« Regards au quotidien » de Mokhtar Hnen : Héritage de la Médina de Tunis
Mokhtar Hnen, âgé de plus de 80 ans, continue à peindre et à exposer ses œuvres depuis 60 ans, avec actuellement 25 de ses œuvres exposées à la Galerie Ain (Salambo-le Kram). L’exposition personnelle « Regards au quotidien » se poursuit jusqu’au 20 juin 2026 et présente une large palette de sujets tels que « Marché de Halfaouine », « Hammam » et « le marchand d’oranges ».

Les tableaux de Mokhtar Hnen reflètent avec précision des métiers d’antan ainsi que des paysages urbains, véhiculant une vision à la fois nostalgique et vivante du patrimoine tunisien. Mokhtar Hnen est l’un des derniers membres de sa génération à pratiquer une peinture figurative riche en lumière.
La Presse — Lors de son exposition personnelle «Regards au quotidien», l’artiste adopte un style réaliste et impressionniste pour immortaliser l’architecture traditionnelle et les scènes de la vie populaire de la Médina de Tunis, mettant en avant son désir de préserver la mémoire des quartiers aujourd’hui disparus ou en dégradation. Ses œuvres saisissent avec précision les métiers anciens et les paysages urbains, fournissant une lecture à la fois nostalgique et vivante du patrimoine tunisien. Mokhtar Hnen est l’un des derniers représentants de sa génération à s’investir dans une peinture figurative riche en lumière.
À plus de 80 ans, Mokhtar Hnen poursuit sa carrière artistique, exposant ses œuvres depuis 60 ans. Il continue de peindre le même motif : la Médina de Tunis, avec parfois quelques excursions à Bizerte, la ville de son enfance. Actuellement, 25 de ses œuvres sont présentées à la Galerie Ain (Salambo-le Kram), à laquelle il est resté fidèlement attaché. Son lien profond avec la Médina de Tunis découle de sa formation.
Par le passé, employé dans un Centre d’animation culturelle et passionné de peinture, il s’est inscrit par hasard à un concours de dessin à l’École des Beaux-Arts de Tunis, située à Bab Sidi Abdessalem, qui offrait une formation professionnelle. C’est dans cet établissement qu’il a appris les techniques de peinture. Les enseignants Pierre Berjole et Henri Saâda envoyaient leurs élèves dans la Médina et ses environs pour réaliser des croquis, des exercices permettant de mieux saisir les proportions des habitations, d’affiner leur regard et de comprendre la réalité des quartiers de la Médina.
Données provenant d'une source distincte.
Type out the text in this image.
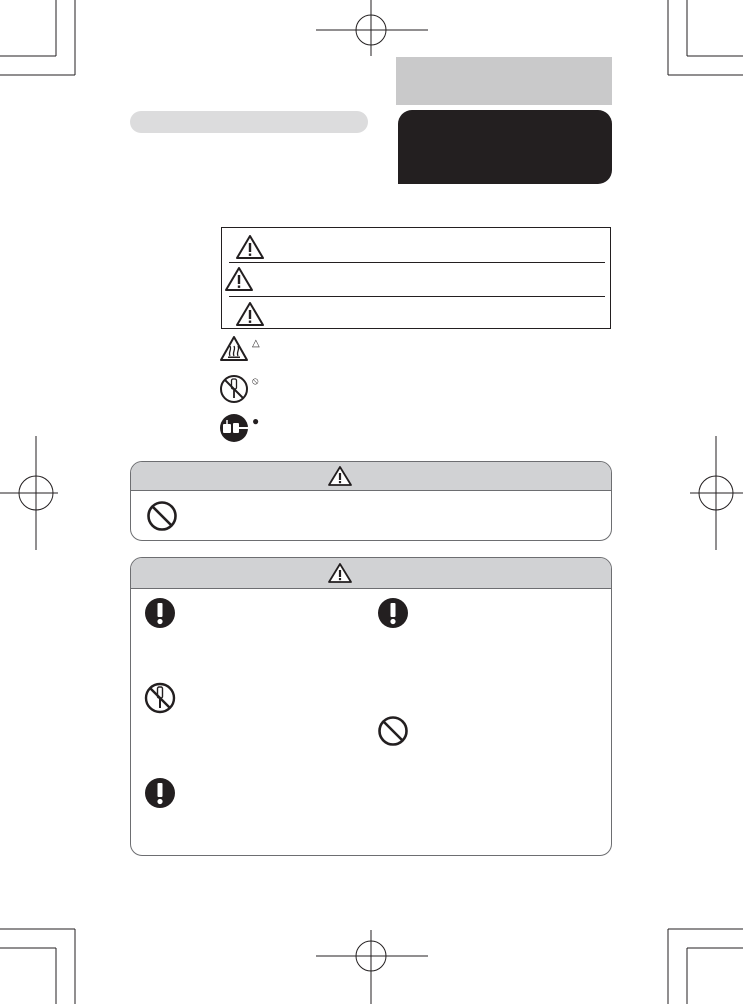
△
⦸
●
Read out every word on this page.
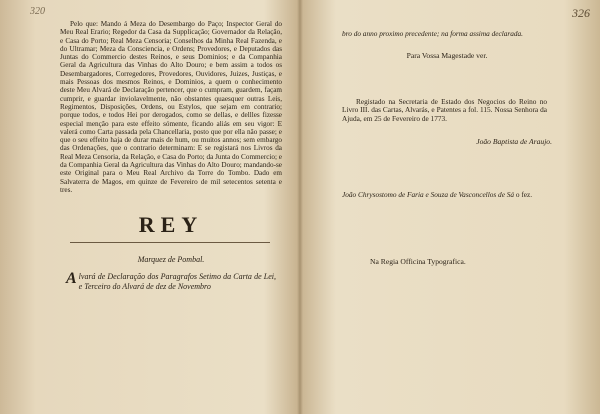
320

Pelo que: Mando á Meza do Desembargo do Paço; Inspector Geral do Meu Real Erario; Regedor da Casa da Supplicação; Governador da Relação, e Casa do Porto; Real Meza Censoria; Conselhos da Minha Real Fazenda, e do Ultramar; Meza da Consciencia, e Ordens; Provedores, e Deputados das Juntas do Commercio destes Reinos, e seus Dominios; e da Companhia Geral da Agricultura das Vinhas do Alto Douro; e bem assim a todos os Desembargadores, Corregedores, Provedores, Ouvidores, Juizes, Justiças, e mais Pessoas dos mesmos Reinos, e Dominios, a quem o conhecimento deste Meu Alvará de Declaração pertencer, que o cumpram, guardem, façam cumprir, e guardar inviolavelmente, não obstantes quaesquer outras Leis, Regimentos, Disposições, Ordens, ou Estylos, que sejam em contrario; porque todos, e todos Hei por derogados, como se dellas, e dellles fizesse especial menção para este effeito sómente, ficando aliás em seu vigor: E valerá como Carta passada pela Chancellaria, posto que por ella não passe; e que o seu effeito haja de durar mais de hum, ou muitos annos; sem embargo das Ordenações, que o contrario determinam: E se registará nos Livros da Real Meza Censoria, da Relação, e Casa do Porto; da Junta do Commercio; e da Companhia Geral da Agricultura das Vinhas do Alto Douro; mandando-se este Original para o Meu Real Archivo da Torre do Tombo. Dado em Salvaterra de Magos, em quinze de Fevereiro de mil setecentos setenta e tres.

REY
Marquez de Pombal.
Alvará de Declaração dos Paragrafos Setimo da Carta de Lei, e Terceiro do Alvará de dez de Novembro
326
bro do anno proximo precedente; na forma assima declarada.
Para Vossa Magestade ver.

Registado na Secretaria de Estado dos Negocios do Reino no Livro III. das Cartas, Alvarás, e Patentes a fol. 115. Nossa Senhora da Ajuda, em 25 de Fevereiro de 1773.

João Baptista de Araujo.
João Chrysostomo de Faria e Souza de Vasconcellos de Sá o fez.
Na Regia Officina Typografica.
Après cette étape, Mokhtar Hnen parvient à obtenir un séjour à Cagnes-sur-Mer en France, puis à Paris, où il explore les rues de Montmartre et du Mont-Saint-Michel pour perfectionner ses compétences en dessin et en peinture, tout en effectuant de petits boulots pour subvenir à ses besoins. Il a même appris à jouer de la trompette et a travaillé dans un cirque, ce qui lui a permis de parcourir le monde. Malgré ses nombreuses aventures et voyages, il est resté attaché à la Médina de Tunis, qu’il a choisie comme sujet principal de ses compositions.
Depuis plus de cinquante ans, il consacre son œuvre à l’architecture et à la vie sociale d’un monde qu’il connaît intimement. Il est le dernier de sa génération à continuer à exercer ce métier, la plupart de ses collègues artistes étant décédés. Il a opté pour un style réaliste en peinture. Sa technique figurative, marquée par une touche impressionniste, anime ses tableaux colorés et lumineux. Il excelle dans la reproduction des détails d’une médina en ruine.
Pour conserver la mémoire des quartiers dont une grande partie a disparu, il revisite une époque révolue, tout en utilisant la technique figurative dans son travail. L’histoire qu’il narre est reconstituée à partir des nécessités contemporaines. Il propose une interprétation du passé, sans rechercher un retour en arrière. Notre mémoire reconstruit ainsi le passé. Toutefois, ses œuvres révèlent parfois une infraction aux règles du figuratif, avec des visages souvent suggérés plutôt que clairement définis. Outre l’architecture de la Médina qu’il reconstitue, les métiers demeurent également des sujets de prédilection.
Dans «Ses regards au quotidien», il décline une large palette : Marché de Halfaouine, Zawiat Bab Lakouass, Hammam, Bédouine préparant le couscous, marchand d’oranges, fleuriste, aiguiseur de couteaux, cordonnier et ses escapades bucoliques comme chemin vers le village, mais aussi d’autres impasses et ruelles qui résonnent avec les souvenirs des visiteurs de cette exposition, qui se poursuivra jusqu’au 20 juin 2026.